Finalmente, un colega que leyó un borrador de estas líneas me lanzó tres preguntas: 1) ¿qué puedo decir de las universidades en línea?, 2) ¿qué opino de la impartición, por parte de las universidades, de carreras totalmente virtuales?, y 3) ¿cómo veo la conversión automática de todas las carreras académicas en carreras virtuales? Le respondo sin demora, a sabiendas de que mi postura es discutible, como la de cualquiera.
A la pregunta 1: no estoy de acuerdo con ese tipo de universidades, porque creo que la oferta académica que se puede ofrecer en línea es sumamente limitada, en sentido estricto, sólo de las pocas carreras que no requieran en lo más mínimo –dada la naturaleza de sus contenidos y propósitos— un aspecto presencial. A la pregunta 2: tiene que ver con la anterior, creo que siempre y cuando la naturaleza de una carrera no exija componentes presenciales, perfectamente se puede ofrecer virtualizada por parte de una universidad. A la pregunta 3: no veo razonable, e incluso considero contraproducente, una conversión de ese tipo: cada carrera académica tiene sus exigencias intrínsecas para cuyo cumplimiento debe valorarse en cada caso cuáles son los recursos para utilizar: desde los docentes y didácticos hasta los tiempos, las dinámicas formativas y las obligaciones de los estudiantes.

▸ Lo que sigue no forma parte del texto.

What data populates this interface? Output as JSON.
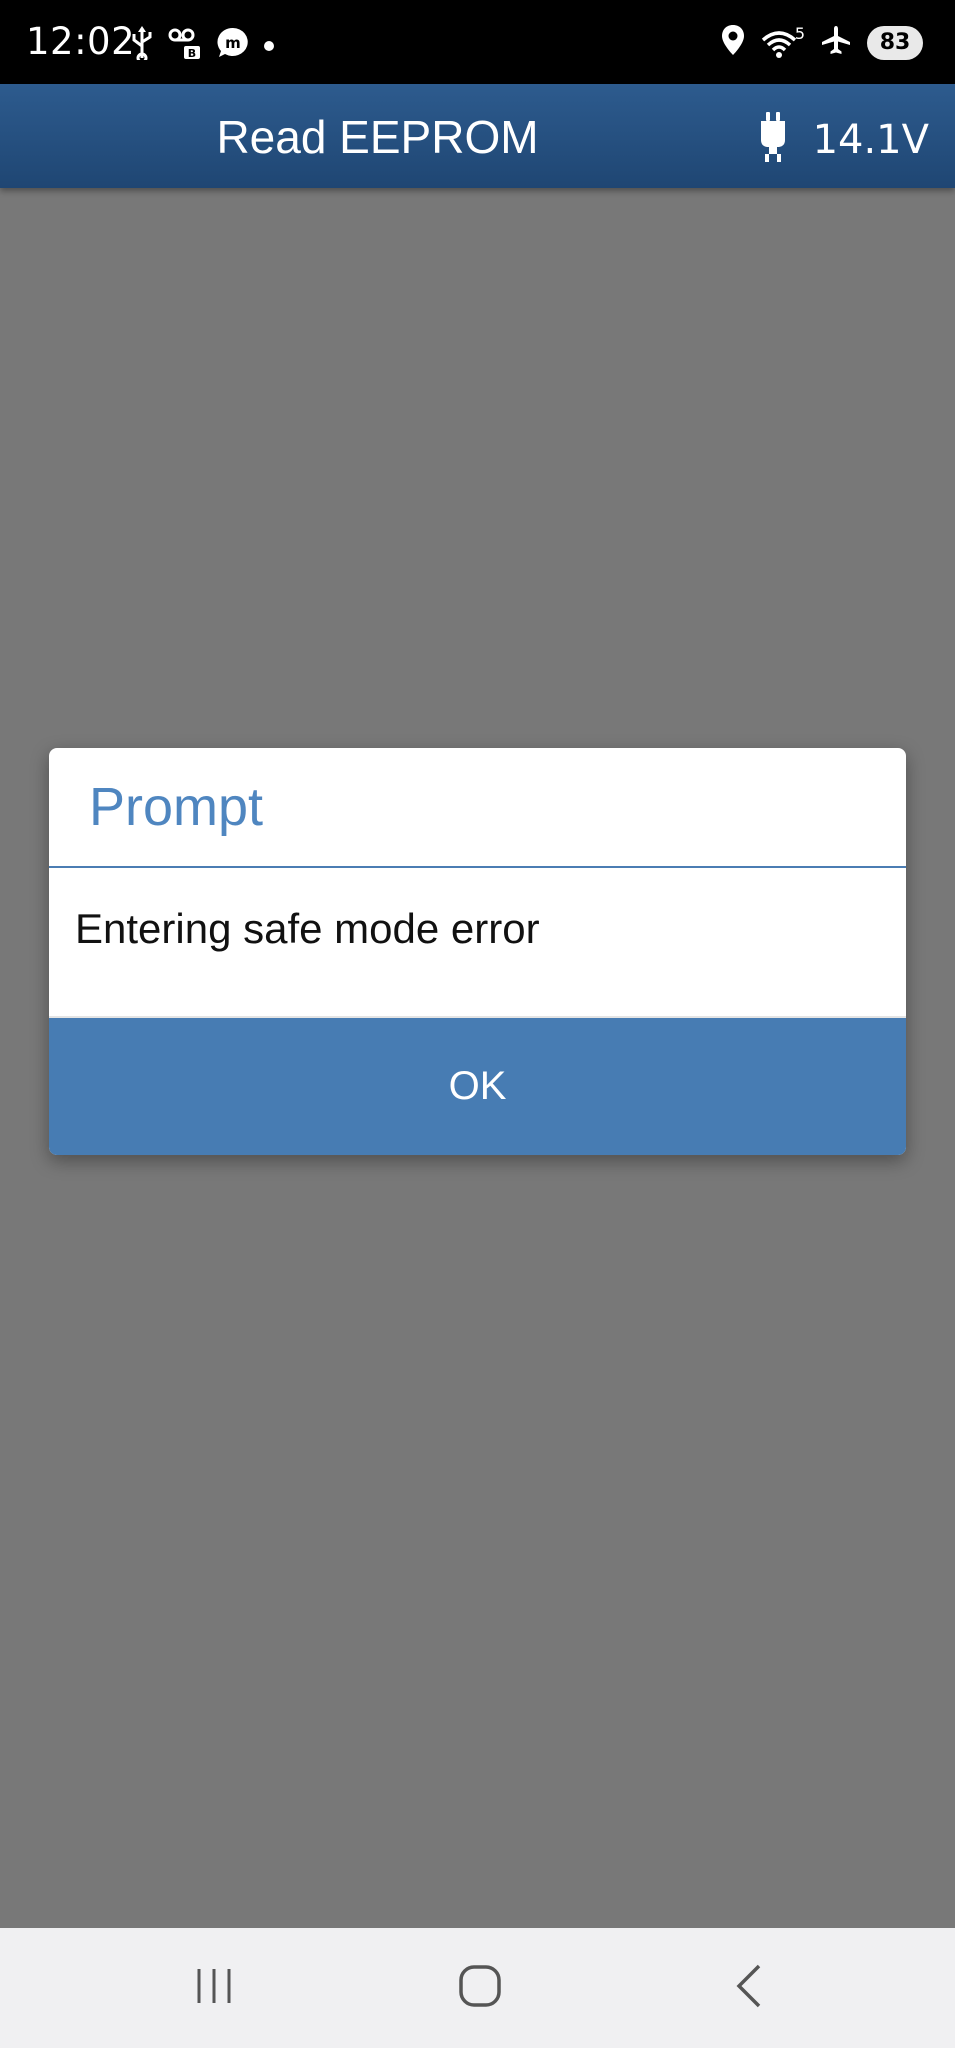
{
  "status_bar": {
    "time": "12:02",
    "wifi_label": "5",
    "battery": "83",
    "icons": [
      "usb-icon",
      "voicemail-icon",
      "messenger-icon",
      "notification-dot-icon",
      "location-icon",
      "wifi-icon",
      "airplane-icon",
      "battery-icon"
    ]
  },
  "header": {
    "title": "Read EEPROM",
    "voltage": "14.1V",
    "voltage_icon": "plug-icon"
  },
  "dialog": {
    "title": "Prompt",
    "message": "Entering safe mode error",
    "ok_label": "OK"
  },
  "nav_bar": {
    "icons": [
      "recent-apps-icon",
      "home-icon",
      "back-icon"
    ]
  },
  "colors": {
    "header_bg": "#2a5587",
    "dialog_title": "#4f86c0",
    "ok_button_bg": "#477cb3",
    "overlay_bg": "#787878"
  }
}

Como quiera que sea, el debate educativo no debe darse por cerrado con posturas dogmáticas o impuestas oficialmente. También se debe moderar el “tecno-optimismo”, según el cual la solución de todos los problemas que afectan a las sociedades es exclusivamente tecnológica. Este “tecno-optimismo” se ha desbordado con la Inteligencia Artificial; aquí, la reflexión crítica y el debate no pueden ser suprimidos, por más que se diga que ya existen, o están a punto de existir, máquinas que reflexionan y debaten mejor que los seres humanos.
[1] Agradezco al profesor Ventura Alas por sus comentarios al presente texto.